その予告通りに、朝からずっと待っていたが結局処置をはじめたのは夕方になってから。
病棟と同じ階にある処置室に行き、ベッドの上に座らされる。パジャマの上だけ脱ぎ、目の前に置かれた長いテーブルにひじをつく。ちょうど医師に背中を見せて座るような感じだ。
10年前の経験を入れると3回目とは言え、やっぱりこの処置は痛い。部分麻酔もしてくれるけど、効いているのかいないのか、独特の気持ちの悪い痛さがあるのだ。
だいたい穿刺って、なんかもう字が怖いもんなあ。
そういえば前回立ち会った看護師も、近くで見ているとこれが一番痛そう、と言っていた。

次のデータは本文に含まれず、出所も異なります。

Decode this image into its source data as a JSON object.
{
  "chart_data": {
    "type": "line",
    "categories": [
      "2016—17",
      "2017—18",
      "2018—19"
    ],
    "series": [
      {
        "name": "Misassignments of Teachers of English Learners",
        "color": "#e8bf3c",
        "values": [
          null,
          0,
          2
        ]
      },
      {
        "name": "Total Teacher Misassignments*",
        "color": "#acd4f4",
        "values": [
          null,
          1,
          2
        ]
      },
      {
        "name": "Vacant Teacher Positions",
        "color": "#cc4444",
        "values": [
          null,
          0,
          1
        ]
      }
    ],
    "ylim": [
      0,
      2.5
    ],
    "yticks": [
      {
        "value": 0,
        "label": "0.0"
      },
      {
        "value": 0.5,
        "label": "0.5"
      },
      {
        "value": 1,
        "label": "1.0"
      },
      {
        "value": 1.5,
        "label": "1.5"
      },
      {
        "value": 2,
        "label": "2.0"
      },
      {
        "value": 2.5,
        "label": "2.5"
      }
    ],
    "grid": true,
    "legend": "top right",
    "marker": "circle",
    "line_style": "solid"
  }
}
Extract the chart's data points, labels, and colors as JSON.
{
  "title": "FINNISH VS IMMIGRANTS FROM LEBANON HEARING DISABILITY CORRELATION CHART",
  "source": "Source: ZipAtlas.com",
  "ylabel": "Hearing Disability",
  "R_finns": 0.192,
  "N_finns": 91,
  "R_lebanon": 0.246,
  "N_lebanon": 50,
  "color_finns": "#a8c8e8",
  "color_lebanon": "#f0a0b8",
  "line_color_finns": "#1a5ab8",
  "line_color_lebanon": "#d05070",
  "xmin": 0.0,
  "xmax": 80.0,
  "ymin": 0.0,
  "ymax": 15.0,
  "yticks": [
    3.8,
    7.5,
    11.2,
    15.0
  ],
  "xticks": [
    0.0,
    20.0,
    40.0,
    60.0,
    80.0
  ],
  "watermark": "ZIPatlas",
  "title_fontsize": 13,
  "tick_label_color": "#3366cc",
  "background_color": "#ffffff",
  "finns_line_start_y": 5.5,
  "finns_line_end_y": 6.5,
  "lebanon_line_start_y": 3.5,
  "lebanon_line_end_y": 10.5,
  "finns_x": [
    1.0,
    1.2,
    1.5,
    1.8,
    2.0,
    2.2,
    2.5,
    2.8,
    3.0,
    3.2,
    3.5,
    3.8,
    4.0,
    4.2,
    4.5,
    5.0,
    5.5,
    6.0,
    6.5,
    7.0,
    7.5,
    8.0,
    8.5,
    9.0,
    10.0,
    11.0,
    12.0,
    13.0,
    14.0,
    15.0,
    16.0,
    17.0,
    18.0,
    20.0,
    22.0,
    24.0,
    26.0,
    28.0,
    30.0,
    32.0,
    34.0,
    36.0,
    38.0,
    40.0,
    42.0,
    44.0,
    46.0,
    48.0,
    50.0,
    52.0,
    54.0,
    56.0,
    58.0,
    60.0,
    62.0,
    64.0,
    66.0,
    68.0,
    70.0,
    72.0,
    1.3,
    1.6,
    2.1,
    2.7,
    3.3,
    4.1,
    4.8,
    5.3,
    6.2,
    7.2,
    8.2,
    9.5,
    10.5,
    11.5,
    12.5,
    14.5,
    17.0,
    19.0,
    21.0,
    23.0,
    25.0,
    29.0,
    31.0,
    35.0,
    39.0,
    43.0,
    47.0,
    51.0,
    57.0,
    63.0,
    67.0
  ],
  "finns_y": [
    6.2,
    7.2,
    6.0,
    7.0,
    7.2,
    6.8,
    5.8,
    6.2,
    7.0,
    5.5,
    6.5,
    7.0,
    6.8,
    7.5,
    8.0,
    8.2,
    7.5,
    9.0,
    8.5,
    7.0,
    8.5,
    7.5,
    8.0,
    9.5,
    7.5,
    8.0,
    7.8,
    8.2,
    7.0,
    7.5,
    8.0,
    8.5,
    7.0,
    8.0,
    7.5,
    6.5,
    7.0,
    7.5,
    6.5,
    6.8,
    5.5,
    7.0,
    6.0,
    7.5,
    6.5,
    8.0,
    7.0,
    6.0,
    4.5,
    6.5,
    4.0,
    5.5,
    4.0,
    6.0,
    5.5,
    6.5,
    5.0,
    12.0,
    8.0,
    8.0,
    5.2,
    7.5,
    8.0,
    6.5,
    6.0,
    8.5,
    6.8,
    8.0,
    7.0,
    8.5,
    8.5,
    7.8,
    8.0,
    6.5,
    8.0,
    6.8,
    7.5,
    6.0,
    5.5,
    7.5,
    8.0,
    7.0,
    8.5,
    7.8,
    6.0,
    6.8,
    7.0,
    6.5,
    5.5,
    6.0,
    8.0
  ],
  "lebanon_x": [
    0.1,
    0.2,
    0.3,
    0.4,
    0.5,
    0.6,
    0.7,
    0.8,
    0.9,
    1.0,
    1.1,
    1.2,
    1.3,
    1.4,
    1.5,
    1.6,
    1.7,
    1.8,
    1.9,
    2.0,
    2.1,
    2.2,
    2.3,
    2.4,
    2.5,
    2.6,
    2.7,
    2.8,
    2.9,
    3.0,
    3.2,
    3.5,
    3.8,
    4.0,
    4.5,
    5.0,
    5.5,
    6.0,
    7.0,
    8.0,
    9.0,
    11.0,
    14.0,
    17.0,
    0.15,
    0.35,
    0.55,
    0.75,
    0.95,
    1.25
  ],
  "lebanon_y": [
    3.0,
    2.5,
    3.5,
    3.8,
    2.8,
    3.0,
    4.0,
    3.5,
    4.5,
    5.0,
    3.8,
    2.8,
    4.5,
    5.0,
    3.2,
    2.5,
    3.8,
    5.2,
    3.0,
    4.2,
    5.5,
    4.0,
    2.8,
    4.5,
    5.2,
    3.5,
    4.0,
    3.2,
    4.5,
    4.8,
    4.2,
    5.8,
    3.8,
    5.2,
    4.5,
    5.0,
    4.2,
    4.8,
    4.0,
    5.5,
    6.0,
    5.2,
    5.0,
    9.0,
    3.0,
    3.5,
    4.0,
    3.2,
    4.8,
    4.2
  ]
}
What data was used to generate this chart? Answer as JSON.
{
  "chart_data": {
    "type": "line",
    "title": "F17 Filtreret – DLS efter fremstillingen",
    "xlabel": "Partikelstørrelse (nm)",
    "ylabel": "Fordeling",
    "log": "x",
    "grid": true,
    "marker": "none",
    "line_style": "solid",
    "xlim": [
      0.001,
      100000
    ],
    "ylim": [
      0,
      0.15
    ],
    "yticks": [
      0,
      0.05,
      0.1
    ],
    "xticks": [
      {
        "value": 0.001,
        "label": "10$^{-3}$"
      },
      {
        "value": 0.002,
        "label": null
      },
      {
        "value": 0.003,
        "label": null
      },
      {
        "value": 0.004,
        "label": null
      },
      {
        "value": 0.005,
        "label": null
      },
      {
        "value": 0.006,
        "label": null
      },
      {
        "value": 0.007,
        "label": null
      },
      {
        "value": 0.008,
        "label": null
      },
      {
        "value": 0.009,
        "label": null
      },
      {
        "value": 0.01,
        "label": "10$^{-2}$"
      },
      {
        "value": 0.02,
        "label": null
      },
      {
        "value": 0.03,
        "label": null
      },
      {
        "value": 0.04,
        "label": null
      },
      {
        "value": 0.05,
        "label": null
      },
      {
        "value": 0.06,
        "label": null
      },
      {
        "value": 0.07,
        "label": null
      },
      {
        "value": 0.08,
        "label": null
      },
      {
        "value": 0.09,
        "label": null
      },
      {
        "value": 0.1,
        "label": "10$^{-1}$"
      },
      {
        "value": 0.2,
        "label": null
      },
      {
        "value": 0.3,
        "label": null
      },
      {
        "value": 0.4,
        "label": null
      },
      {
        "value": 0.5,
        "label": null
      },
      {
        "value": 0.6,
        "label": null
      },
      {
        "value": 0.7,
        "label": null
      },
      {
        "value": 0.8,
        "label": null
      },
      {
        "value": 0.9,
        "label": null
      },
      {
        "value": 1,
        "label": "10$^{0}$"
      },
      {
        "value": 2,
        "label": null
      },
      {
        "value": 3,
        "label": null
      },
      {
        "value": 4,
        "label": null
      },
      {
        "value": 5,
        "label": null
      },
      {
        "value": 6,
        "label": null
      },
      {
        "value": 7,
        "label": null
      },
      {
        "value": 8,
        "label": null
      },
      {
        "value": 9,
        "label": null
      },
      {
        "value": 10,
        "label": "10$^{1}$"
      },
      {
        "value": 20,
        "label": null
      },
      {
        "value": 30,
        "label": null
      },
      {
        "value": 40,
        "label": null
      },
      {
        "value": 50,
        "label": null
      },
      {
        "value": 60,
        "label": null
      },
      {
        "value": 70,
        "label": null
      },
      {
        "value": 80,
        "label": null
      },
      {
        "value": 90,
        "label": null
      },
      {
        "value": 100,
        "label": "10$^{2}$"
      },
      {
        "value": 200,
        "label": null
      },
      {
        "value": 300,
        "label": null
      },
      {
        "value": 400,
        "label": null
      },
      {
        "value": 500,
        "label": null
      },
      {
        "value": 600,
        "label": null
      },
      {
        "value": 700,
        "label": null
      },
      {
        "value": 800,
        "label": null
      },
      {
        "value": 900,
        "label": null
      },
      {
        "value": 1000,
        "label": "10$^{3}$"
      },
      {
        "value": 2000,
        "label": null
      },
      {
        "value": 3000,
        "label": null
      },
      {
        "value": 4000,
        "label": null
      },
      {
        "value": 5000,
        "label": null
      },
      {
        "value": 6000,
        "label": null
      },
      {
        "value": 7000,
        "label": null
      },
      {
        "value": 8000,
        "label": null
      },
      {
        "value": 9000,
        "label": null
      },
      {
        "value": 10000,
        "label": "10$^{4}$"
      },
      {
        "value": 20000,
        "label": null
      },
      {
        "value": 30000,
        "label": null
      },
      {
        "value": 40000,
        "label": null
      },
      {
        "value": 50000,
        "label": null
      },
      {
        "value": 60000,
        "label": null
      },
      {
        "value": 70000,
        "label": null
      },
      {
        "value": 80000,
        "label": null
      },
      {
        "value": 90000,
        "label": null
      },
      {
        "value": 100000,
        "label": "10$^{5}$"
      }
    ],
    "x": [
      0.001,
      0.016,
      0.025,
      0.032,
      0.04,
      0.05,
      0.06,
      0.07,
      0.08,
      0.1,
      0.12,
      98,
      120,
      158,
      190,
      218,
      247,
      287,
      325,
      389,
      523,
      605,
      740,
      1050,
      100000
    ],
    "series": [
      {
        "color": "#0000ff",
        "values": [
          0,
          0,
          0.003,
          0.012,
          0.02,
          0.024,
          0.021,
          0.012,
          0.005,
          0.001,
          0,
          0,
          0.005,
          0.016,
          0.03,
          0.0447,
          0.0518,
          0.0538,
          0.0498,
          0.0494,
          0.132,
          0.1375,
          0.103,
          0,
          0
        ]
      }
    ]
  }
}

今回の穿刺は場所が難しいらしく、何ヶ所か探りながらやったので、さらに痛かった。それでもなんとか場所を決め、左脇背中寄りに管を入れた。
そして懐かしい胸水を吸引する機械がつなげられた。前回は10日ぐらいつけていたのかな。このまま一日、二日置いて、胸水をひけるだけひいてから外すらしい。
しかし機械がついたことで、また自由が少なくなってしまった。とうぜんシャワーも浴びられない。なにより違和感と痛みが加わってしまったので、気分も憂うつだ。
処置室から部屋に戻ると、もう夕食の時間になっていた。あまり食欲はないけど早く治りたいから、無理して食べる。
夜、8時過ぎ。T先生がやってきた。吸引器を見ながら、
「こういう血とリンパ液が混じったようなやつは、体に吸収されないことがあるから面倒なんだけど、この時点で300ccひけてるからやったかいはあったと思う」
と言った。今回、大動脈からの出血と手術時の出血でかなりの血腫が体内にあるらしく、それが回復を邪魔している一因でもあるんだけど、血腫ができても普通はだんだん体内に吸収されていくものらしい。
それが吸収されにくいリンパ液との混じりものであり、あちこちに散らばっていて塊になっていないため、穿刺でも完全に取り除くのは難しいのだそうだ。
しかし、これで少しでも吸引して肺を広げてくれるといいなぁ。